If you were on a previous HCV therapy but failed to achieve SVR, Harvoni may help you succeed. “Treatment-experienced patients can be treated for 12 weeks,” says Luxon. But if you have cirrhosis, or liver scarring, the duration of the therapy will be 24 weeks, he says. The FDA did not specifically approve Harvoni for use in patients co-infected with HCV and HIV. However, it will be used off-label for these patients, Luxon says.

The Viekira Pak holds three pills, two of which are dasabuvir, an NS5B non-nucleotide polymerase inhibitor. The other is a combination of ombitasvir, an NS5A inhibitor; paritaprevir, an NS3/4A protease inhibitor; and ritonavir, a protease inhibitor found in HIV therapies. Ritonavir boosts blood levels of paritaprevir. “It blocks the liver’s enzymes from metabolizing the active drug,” explains Luxon.

In contrast to Harvoni, patients with HIV were included in the Viekira Pak trials. “There was a 92% cure rate,” Luxon says. “The results were stunning.”

Further, only 1%–2% of patients discontinued their participation before the end of the trials. The reported side effects were minor and included fatigue, itching, nausea and sleep disturbances.

Ribavirin remains

Ribavirin, the former sidekick of interferon in treating HCV, is still in the picture. It adds a therapeutic benefit for patients with genotype 1a, people with cirrhosis and those who’ve had a liver transplant, says Luxon.

Cost controversy

Open box of ViekiraThe media have spotlighted the astronomical costs of these new oral HCV drugs. At a price tag of $94,500 and $83,319 for 12 weeks of Harvoni and Viekira, respectively, patients’ heads may be spinning, not to mention insurance companies’ expenses. And even more so if you’ll be on the 24-week protocol.

Luxon offers his perspective on the cost controversy. The new oral drug regimens prevent patients’ ­livers from developing end-stage liver disease (ESLD) and cancer, and requiring costly liver transplants and anti-rejection­ drugs for life, he says. “This is a very cost-effective way to prevent ESLD and improve the quality of life for these patients,” affirms Luxon.

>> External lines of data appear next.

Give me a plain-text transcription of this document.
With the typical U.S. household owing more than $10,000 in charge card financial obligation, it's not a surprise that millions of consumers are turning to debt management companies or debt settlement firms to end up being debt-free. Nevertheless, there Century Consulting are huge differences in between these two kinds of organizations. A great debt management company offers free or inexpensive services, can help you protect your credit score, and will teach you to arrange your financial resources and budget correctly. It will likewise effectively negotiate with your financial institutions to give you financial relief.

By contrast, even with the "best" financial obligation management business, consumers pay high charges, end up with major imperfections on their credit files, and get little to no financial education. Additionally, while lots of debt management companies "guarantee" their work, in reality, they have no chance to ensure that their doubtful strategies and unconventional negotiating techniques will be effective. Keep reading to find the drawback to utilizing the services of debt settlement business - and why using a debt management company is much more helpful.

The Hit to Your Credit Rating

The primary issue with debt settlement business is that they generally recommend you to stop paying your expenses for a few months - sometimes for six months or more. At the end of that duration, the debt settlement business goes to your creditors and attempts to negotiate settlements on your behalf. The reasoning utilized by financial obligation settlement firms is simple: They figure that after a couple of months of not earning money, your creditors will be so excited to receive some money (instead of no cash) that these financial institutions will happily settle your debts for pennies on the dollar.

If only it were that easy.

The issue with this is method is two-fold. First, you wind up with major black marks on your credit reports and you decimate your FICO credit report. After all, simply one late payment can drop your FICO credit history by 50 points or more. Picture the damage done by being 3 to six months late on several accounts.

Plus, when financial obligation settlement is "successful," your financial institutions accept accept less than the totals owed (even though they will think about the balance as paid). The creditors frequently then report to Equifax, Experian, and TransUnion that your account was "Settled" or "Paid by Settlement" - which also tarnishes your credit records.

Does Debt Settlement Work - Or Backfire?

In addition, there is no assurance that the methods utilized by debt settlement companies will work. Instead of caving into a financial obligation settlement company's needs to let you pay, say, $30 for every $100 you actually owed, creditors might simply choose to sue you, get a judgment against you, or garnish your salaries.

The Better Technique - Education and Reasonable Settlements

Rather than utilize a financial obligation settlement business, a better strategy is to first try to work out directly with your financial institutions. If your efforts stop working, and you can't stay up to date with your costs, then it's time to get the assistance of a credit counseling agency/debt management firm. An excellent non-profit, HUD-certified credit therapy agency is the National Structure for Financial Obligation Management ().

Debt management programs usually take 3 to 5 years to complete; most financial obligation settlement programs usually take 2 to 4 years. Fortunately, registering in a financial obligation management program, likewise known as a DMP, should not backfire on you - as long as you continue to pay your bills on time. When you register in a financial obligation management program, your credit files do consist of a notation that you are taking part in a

Once additional pharmaceutical companies enter the fray, look for drug prices to drop. “As we have more competition in the market, I believe the costs will be driven down,” Luxon says.

Seek treatment

For the past few years, hepatologists (liver specialists) have been waiting for the optimal medications to come along for their HCV patients. That time is now. “The overall message I try to stress is that we now cure greater than 95% of patients with  hemophilia who are infected with HCV, whether you’re cirrhotic or co-infected with HIV,” Luxon says. “This is a huge breakthrough.”